Уже неделю он занимал часы своего досуга тем, что изучал телефонную книгу и списки избирателей 17-го округа, не теряя надежды найти там след неуловимой Симоны Леруа.

– Если Сериньян обещал вам полистать записную книжку жены, позвоните ему. А то, может, он забыл.

Шабей пожал плечами.

– Забыл? Как бы не так. Я готов дать голову на отсечение, что даже если бы он и знал ее адрес, он бы мне его не сказал. Чтобы насолить мне, во-первых. А во-вторых… – Он сделал паузу, как бы желая придать больше веса своей фразе. – Во-вторых, по некоторым другим причинам, которые могли бы задеть его лично.

Заинтригованный Грегуар придвинулся ближе, невзирая на запах светлого табака.

– Вы полагаете, что… Симона Леруа и Сериньян… они оба…

Его мимика была выразительна. Шабей посмотрел на своего старшего коллегу с таким снисходительным, презрительным и осуждающим видом, какой мог бы быть лишь у профессора, обращающегося к самому неисправимому лентяю в классе.

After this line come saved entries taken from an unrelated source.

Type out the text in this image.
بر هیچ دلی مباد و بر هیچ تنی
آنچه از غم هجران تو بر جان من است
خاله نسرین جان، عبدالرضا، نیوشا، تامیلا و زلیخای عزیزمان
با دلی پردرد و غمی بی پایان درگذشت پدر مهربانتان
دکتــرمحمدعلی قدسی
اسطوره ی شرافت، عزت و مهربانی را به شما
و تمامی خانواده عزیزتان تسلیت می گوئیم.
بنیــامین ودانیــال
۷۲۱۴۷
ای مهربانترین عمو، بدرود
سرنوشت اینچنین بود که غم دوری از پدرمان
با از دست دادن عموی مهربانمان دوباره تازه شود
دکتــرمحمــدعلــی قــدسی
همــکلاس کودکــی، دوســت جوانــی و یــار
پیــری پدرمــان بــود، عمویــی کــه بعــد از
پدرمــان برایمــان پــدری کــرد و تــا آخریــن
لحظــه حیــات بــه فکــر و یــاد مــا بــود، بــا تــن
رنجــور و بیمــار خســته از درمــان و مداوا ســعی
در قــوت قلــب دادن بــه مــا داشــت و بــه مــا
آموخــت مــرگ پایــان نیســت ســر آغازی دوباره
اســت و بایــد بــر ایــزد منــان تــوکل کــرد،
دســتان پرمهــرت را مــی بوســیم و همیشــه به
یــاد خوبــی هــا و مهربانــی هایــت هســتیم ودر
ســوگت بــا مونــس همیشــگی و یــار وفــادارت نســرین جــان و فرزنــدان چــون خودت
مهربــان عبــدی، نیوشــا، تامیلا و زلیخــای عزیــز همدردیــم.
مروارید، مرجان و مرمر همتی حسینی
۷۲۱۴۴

«Мой бедный друг, – как бы говорил он, – откуда еще вы это взяли?»

– Да ладно вам! – сказал Грегуар. – Что в этом удивительного?

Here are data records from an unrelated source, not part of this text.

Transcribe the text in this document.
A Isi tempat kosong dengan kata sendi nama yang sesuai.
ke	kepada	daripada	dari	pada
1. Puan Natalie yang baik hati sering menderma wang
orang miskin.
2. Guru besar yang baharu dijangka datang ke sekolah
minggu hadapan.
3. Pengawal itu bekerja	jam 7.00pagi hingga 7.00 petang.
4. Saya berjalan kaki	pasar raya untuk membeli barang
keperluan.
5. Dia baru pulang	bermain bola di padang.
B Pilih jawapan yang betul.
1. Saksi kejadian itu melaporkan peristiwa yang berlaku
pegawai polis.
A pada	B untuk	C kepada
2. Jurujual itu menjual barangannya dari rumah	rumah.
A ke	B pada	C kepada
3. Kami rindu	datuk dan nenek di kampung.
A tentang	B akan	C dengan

– Если бы вы их видели вместе, вы бы не задали мне этот вопрос. Любой дурак заметил бы, что между ними ничего нет и быть не может.

– Вы говорите о себе или обо мне? – нашелся Грегуар.

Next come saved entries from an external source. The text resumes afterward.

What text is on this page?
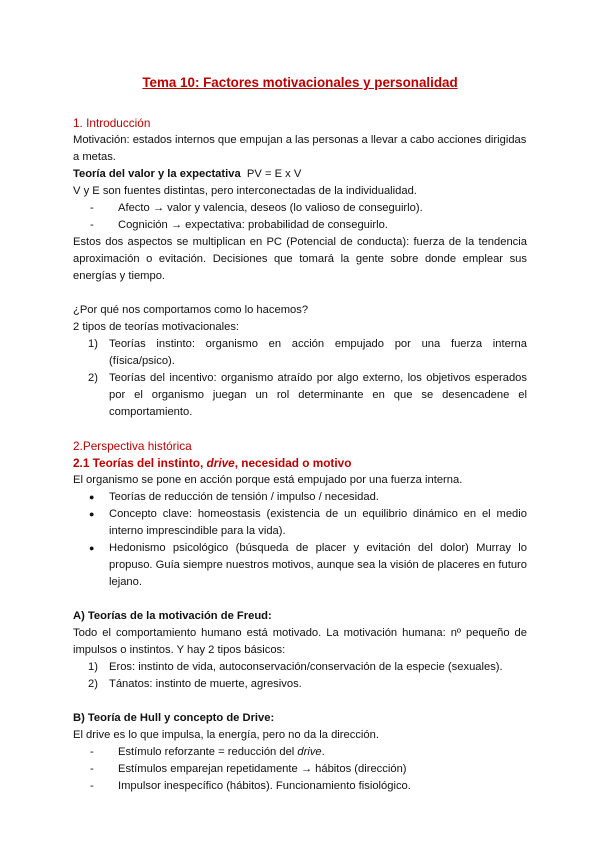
Tema 10: Factores motivacionales y personalidad
1. Introducción

Motivación: estados internos que empujan a las personas a llevar a cabo acciones dirigidas a metas.

Teoría del valor y la expectativa PV = E x V

V y E son fuentes distintas, pero interconectadas de la individualidad.

- Afecto → valor y valencia, deseos (lo valioso de conseguirlo).
- Cognición → expectativa: probabilidad de conseguirlo.

Estos dos aspectos se multiplican en PC (Potencial de conducta): fuerza de la tendencia aproximación o evitación. Decisiones que tomará la gente sobre donde emplear sus energías y tiempo.

¿Por qué nos comportamos como lo hacemos?

2 tipos de teorías motivacionales:

1) Teorías instinto: organismo en acción empujado por una fuerza interna (física/psico).
2) Teorías del incentivo: organismo atraído por algo externo, los objetivos esperados por el organismo juegan un rol determinante en que se desencadene el comportamiento.
2.Perspectiva histórica
2.1 Teorías del instinto, drive, necesidad o motivo

El organismo se pone en acción porque está empujado por una fuerza interna.

● Teorías de reducción de tensión / impulso / necesidad.
● Concepto clave: homeostasis (existencia de un equilibrio dinámico en el medio interno imprescindible para la vida).
● Hedonismo psicológico (búsqueda de placer y evitación del dolor) Murray lo propuso. Guía siempre nuestros motivos, aunque sea la visión de placeres en futuro lejano.
A) Teorías de la motivación de Freud:

Todo el comportamiento humano está motivado. La motivación humana: nº pequeño de impulsos o instintos. Y hay 2 tipos básicos:

1) Eros: instinto de vida, autoconservación/conservación de la especie (sexuales).
2) Tánatos: instinto de muerte, agresivos.
B) Teoría de Hull y concepto de Drive:

El drive es lo que impulsa, la energía, pero no da la dirección.

- Estímulo reforzante = reducción del drive.
- Estímulos emparejan repetidamente → hábitos (dirección)
- Impulsor inespecífico (hábitos). Funcionamiento fisiológico.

Шабей, как правило, слушавший только себя, продолжал:

– Скажу, не хвастаясь, я достаточно наблюдателен, чтобы не дать обвести себя вокруг пальца. Можете мне поверить: этот Сериньян совсем не во вкусе такой женщины, как Симона Леруа.

Запах становился невыносимым.

– Итак, – произнес Грегуар, роясь в пепельнице, в поисках более или менее приличного окурка, – что же вы имели в виду под «другими причинами, которые могли бы задеть его лично?»

– Кто его ближайшие друзья? Тернье?

– Да, пока не доказано обратное.

– И алиби Сериньяна целиком опирается на их показания, так?

– Допустим, – сказал Грегуар, расплываясь в улыбке. Он только что выудил остаток сигареты; это позволит ему продержаться до возвращения дневального, которого он послал в ближайшую табачную лавку.

– Если я хочу увидеться с Симоной Леруа, – снова заговорил Шабей, – то лишь для того, чтобы подробнее поговорить о Тернье. Я не знаю, делилась ли с ней мадам Сериньян своими секретами, но я хорошо видел, как она изменилась в лице, когда я заговорил с ней о Люсетте. К сожалению, в этот момент вошел Филипп Сериньян.

Окурок был таким коротким, что Грегуар, зажигая его, опалил волосы в ноздрях. На его приподнятое настроение это не повлияло.

– Ну вот! – радостно воскликнул он. – Теперь мы садимся на нашего любимого конька! Если невозможно сокрушить подозреваемого номер один, попытаемся сокрушить его свидетелей.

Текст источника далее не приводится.